The college experience has always been described as both a scary and exciting one. For no one is that more true than the international student.
Far from home in a foreign country, international students have found a home in community colleges, which have become a melting pot of nationalities from around the world. GCC is no exception.
What follows is a look at two of the six international students to be profiled; these students have excelled in their studies despite living away from their home country.
Chie Koiizuka
To call Chie Koiizuka a hard worker would be a gross understatement. Back in her native country of Japan, Koiizuka, 28, dreamed of coming to America, the West Coast, more specifically Los Angeles.
In 2004, such opportunity opened up for her, and through an agency in Japan, Koiizuka was offered a number of schools she could attend. Among them were Citrus College, Santiago Canyon College and MiraCosta College, but it was GCC that caught her eye. “It was the closest to L.A.,” she said.
Although she had learned some English in her school in Japan, Koiizuka felt that she needed further education in the language. When she arrived in California she “took language school for two months” before enrolling at GCC.
With a stronger command of the English language, Koiizuka became a GCC student in fall of 2004. Her goal was an associates degree in accounting, but the way Koiizuka chose to pursue this goal is slightly different than many of her peers. While most college students take two years to complete an associate degree, Koiizuka wanted hers in one.
In her first semester on campus, she took a full load of 17 units, and not willing to take a break, took another seven in the winter. This spring semester she is taking 17 units, and plans to take another six in the first summer session and five in the second session. She is also a member of the school’s ESL club.
Koiizuka does not deny the challenge of her workload, “It’s really hard, hopefully I can keep my grades up,” she said. Undoubtedly, such a workload would be a challenge for anyone, but Koiizuka and her diligence has allowed her to keep up her 4.0 GPA.
Koiizuka hopes her hard work in America pays off when she returns to Japan by the end of summer. “I want to find a job in Japan, in a consulting firm,” said Koiizuka.
Monica Nandwani has, just recently, reaped the benefits of her own hard work. Hailing from Bacolod City, Philippines, Nandwani, 18, was already accepted to the University of the Philippines after she completed high school, but chose to take a year off to visit the United States through a foreign student exchange program.
While living with a Danish family in California, Nandwani fell in love with her new surroundings “I asked my dad if I could try it out in California,” she said and was thrilled when her father encouraged her to apply to several California universities.

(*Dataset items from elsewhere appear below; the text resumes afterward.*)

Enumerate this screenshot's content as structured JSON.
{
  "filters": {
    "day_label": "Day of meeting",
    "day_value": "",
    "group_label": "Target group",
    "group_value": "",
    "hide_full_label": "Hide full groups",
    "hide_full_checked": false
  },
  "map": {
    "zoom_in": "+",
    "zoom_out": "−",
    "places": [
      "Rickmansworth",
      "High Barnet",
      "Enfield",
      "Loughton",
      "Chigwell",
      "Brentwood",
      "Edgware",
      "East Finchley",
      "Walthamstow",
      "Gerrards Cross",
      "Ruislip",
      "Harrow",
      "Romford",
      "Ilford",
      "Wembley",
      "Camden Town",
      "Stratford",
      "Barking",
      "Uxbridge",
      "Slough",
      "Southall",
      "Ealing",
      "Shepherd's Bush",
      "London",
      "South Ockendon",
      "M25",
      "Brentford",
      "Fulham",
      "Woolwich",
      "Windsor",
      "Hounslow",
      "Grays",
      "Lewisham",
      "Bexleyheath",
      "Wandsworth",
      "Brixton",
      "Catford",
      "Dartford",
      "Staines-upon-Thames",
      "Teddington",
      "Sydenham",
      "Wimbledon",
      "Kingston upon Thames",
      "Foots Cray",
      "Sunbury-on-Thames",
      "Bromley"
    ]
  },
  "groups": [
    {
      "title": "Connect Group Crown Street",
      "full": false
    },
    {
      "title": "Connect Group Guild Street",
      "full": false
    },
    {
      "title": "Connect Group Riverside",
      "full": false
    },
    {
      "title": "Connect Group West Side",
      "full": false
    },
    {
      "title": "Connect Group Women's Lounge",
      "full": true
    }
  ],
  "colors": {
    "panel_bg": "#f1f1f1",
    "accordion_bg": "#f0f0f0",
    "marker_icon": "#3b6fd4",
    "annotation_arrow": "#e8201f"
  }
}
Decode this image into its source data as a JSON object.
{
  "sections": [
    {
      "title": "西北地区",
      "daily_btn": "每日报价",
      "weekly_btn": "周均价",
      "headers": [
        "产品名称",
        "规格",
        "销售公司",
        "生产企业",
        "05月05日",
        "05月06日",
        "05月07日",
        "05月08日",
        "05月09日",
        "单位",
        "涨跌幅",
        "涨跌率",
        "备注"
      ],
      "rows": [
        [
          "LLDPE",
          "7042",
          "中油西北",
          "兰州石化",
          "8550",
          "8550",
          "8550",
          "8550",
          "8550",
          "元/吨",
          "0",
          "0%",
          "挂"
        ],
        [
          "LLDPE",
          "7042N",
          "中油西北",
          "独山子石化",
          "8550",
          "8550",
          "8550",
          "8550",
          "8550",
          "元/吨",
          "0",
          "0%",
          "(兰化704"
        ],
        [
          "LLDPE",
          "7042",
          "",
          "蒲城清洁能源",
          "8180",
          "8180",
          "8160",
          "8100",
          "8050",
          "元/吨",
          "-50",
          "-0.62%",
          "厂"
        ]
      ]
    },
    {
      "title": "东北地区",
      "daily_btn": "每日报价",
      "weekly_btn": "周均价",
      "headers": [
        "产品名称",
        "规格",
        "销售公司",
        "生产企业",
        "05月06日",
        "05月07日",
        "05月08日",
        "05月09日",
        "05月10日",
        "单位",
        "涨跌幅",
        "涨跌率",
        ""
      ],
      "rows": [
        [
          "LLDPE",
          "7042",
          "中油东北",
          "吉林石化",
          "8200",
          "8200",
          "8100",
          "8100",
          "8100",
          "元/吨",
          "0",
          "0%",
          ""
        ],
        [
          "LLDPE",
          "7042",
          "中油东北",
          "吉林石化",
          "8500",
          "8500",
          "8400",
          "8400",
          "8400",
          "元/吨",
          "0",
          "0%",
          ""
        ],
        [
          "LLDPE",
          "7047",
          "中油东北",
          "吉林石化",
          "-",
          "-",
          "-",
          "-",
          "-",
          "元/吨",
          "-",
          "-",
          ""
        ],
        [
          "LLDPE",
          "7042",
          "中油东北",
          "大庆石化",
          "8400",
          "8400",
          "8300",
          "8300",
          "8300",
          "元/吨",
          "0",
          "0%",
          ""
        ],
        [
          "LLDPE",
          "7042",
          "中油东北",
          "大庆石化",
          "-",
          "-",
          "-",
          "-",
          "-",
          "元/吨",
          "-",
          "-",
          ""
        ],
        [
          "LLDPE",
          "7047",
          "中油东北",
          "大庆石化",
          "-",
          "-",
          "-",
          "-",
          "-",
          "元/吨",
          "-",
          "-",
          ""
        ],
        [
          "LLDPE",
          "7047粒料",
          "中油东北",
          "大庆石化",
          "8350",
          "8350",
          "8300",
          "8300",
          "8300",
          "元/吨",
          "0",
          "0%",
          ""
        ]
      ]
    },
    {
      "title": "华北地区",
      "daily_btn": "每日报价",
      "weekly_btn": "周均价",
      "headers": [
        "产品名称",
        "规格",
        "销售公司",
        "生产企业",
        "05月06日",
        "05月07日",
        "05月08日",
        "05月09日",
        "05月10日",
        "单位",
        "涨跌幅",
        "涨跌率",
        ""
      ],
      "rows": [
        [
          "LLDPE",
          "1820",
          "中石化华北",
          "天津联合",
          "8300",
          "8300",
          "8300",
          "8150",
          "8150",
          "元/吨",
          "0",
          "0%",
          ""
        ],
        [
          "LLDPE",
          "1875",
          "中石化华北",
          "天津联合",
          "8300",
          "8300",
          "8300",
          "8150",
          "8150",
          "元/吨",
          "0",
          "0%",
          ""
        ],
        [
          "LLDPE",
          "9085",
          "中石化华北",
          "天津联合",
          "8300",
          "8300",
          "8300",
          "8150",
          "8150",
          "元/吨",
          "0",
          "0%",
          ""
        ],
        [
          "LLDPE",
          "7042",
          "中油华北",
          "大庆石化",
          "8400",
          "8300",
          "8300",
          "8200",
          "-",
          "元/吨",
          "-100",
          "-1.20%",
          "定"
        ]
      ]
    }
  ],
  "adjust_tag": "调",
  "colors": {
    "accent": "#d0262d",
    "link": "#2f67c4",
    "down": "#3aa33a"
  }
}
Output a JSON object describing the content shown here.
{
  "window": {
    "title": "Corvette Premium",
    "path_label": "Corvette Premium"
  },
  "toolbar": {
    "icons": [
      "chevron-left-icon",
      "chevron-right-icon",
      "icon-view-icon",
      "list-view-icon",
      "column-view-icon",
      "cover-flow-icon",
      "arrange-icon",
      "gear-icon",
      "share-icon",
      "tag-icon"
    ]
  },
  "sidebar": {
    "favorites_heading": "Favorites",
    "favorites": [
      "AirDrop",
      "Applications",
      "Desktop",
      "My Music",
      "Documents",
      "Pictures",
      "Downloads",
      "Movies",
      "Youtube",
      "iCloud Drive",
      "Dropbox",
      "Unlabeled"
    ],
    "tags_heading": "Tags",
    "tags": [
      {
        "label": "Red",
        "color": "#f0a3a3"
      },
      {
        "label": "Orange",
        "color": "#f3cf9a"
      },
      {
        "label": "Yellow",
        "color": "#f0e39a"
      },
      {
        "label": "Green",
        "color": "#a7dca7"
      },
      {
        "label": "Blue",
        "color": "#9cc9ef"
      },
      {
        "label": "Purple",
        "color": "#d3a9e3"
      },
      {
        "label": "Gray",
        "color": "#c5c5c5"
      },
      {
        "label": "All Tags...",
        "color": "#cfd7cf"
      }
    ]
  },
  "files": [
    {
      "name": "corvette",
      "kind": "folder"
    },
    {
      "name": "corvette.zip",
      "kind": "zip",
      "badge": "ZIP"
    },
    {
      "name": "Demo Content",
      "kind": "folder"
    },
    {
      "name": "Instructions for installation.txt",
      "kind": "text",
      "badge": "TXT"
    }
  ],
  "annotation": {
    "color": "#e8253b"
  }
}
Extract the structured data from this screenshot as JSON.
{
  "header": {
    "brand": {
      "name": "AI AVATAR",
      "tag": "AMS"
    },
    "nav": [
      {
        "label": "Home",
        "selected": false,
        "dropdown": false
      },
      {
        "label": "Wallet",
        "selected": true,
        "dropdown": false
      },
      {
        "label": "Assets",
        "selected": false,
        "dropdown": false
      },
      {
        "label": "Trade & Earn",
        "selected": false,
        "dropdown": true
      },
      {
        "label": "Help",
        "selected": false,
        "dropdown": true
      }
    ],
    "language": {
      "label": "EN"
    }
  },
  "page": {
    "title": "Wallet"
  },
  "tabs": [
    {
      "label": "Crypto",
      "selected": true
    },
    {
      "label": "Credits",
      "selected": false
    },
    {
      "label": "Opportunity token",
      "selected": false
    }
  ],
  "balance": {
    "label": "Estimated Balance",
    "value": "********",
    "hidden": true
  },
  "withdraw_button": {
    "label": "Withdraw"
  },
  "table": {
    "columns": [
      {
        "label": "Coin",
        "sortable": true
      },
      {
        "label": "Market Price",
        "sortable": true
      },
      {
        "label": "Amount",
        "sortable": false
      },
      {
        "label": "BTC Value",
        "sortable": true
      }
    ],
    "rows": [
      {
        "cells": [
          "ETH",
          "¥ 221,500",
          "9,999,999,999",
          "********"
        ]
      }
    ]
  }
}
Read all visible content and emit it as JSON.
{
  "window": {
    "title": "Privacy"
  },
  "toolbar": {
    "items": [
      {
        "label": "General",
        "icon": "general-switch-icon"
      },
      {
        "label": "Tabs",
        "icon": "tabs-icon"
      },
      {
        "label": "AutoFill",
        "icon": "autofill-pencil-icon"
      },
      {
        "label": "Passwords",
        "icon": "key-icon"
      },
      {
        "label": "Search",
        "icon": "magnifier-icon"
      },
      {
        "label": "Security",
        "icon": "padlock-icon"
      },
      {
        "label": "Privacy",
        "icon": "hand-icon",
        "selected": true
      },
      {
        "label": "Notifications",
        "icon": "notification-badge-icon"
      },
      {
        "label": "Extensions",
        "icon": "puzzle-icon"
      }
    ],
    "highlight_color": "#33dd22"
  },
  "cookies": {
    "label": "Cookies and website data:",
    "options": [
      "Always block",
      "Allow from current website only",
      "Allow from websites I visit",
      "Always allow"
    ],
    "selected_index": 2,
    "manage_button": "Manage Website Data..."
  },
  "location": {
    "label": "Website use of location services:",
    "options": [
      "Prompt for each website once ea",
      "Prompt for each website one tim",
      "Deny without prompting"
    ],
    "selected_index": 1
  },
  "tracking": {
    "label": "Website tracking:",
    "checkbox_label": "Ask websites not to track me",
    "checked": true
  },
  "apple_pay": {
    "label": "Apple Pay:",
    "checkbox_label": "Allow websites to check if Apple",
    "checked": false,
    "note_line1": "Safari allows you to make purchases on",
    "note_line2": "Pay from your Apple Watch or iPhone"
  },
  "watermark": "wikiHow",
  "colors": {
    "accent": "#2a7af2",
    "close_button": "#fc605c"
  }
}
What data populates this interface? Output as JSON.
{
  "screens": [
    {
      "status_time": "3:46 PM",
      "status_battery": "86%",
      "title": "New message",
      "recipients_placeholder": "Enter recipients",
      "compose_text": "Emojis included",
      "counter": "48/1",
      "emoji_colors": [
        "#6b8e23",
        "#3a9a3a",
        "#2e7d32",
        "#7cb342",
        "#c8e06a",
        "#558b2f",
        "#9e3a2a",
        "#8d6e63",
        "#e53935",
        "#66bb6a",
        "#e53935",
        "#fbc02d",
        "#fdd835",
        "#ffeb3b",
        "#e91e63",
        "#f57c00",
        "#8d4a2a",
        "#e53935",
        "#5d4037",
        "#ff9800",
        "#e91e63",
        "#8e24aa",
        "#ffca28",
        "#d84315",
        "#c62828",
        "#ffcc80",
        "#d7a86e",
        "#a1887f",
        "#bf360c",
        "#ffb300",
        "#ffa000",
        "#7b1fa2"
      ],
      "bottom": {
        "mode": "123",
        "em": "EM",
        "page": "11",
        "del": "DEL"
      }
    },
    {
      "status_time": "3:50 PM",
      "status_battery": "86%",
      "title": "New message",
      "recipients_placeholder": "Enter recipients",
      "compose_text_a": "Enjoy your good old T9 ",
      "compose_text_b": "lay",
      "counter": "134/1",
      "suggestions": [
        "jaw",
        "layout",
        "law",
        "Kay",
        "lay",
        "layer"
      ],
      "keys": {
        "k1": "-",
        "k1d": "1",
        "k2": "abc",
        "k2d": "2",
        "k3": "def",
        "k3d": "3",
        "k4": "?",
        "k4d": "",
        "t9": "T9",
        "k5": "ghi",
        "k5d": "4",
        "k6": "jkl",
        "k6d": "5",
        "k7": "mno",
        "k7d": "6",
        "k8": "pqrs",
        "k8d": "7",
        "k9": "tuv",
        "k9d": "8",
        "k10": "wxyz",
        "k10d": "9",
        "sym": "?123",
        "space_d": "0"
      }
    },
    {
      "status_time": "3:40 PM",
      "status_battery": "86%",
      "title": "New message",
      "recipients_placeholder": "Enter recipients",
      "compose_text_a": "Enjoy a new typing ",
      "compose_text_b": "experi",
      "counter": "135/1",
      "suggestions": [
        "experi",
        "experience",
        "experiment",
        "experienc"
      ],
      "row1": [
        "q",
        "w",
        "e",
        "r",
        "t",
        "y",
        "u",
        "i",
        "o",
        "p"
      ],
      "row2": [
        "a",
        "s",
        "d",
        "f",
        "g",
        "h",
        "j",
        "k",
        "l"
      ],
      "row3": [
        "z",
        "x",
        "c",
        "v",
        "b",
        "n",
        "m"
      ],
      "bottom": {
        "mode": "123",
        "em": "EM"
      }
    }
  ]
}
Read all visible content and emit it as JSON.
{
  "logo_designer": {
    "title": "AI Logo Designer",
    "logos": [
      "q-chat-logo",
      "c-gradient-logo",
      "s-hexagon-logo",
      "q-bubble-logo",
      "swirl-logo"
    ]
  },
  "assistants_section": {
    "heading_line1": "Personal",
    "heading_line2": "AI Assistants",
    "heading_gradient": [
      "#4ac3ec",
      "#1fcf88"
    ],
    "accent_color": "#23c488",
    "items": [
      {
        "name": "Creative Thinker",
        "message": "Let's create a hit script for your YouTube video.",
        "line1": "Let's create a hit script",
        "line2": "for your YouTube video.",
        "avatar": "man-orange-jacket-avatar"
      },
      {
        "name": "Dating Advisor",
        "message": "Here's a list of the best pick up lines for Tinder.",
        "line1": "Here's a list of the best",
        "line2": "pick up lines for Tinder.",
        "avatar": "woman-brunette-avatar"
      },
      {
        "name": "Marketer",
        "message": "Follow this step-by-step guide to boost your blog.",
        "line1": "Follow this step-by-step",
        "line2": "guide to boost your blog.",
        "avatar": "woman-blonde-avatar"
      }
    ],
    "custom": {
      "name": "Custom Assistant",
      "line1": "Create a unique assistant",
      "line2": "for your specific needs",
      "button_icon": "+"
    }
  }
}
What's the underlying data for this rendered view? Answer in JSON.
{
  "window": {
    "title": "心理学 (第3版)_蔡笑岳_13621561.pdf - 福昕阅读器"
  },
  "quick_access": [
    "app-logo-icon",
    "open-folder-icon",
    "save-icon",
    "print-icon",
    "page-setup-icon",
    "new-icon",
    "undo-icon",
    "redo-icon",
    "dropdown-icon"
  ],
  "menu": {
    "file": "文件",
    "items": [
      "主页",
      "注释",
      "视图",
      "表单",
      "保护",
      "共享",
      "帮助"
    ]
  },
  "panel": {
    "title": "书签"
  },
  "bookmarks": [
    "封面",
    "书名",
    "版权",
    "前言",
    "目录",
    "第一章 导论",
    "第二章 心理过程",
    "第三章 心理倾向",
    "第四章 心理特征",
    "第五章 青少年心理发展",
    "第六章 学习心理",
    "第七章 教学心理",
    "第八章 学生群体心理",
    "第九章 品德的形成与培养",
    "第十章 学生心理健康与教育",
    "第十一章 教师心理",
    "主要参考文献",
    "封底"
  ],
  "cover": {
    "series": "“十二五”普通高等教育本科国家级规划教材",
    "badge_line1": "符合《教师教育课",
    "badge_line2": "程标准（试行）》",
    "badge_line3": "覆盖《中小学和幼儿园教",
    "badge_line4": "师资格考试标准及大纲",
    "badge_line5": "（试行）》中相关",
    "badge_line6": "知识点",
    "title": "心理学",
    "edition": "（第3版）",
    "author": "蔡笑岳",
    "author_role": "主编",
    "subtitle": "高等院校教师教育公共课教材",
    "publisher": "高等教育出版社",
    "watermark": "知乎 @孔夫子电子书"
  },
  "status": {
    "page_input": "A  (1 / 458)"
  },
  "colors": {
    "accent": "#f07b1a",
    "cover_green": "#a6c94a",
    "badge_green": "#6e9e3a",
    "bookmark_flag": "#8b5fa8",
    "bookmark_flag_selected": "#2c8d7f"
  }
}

Due to the fact that the Philippine high school system differs from its American counterpart, Nandwani was declined by a number of UC and Cal-State campuses, whose international offices suggested first attending a community college. Unsure at first, she asked herself, “Should I stay here or Manila (Philippines)?” But with a pull she couldn’t deny, Nandwani chose America. With an aunt living in the Glendale area, GCC was the practical choice.
In the spring of 2003, Nandwani came to Glendale and enrolled in GCC. Like the high school system, the college systems also greatly differ, and Nandwani had to learn this the hard way, “I didn’t know anybody here…I had to learn everything by myself.”
Due to an enrollment mix-up, Nandwani was not placed in the very meticulous nursing program that she wanted. Determined not to give up, she learned how GCC’s ladder system of requisites and prerequisites and enrolled in all the classes she needed to get into four-year university nursing programs. “Luckily, I signed up for all the right classes, or else I would’ve been screwed,” Nandwani said, laughing.
With a full class load a current 4.0 GPA, she had her heart set on the nursing program in Cal-State LA. It was through the suggestion of a kindly aunt one winter evening that Nandwani considered applying also to Johns Hopkins University. She paid for the $70 application fee and completed the necessary papers and essays, not expecting a positive response.
“It was all really serendipitous, like all my choices led to just one path,” said Nandwani, about her acceptance into Johns Hopkins. It is her final semester at GCC, and she is taking a five unit class to get the one extra unit she needed for Johns Hopkins and to keep the full-time student workload required for international students. “It’s incredibly hard being an international student,” said Nandwani. “I’ve been very lucky.”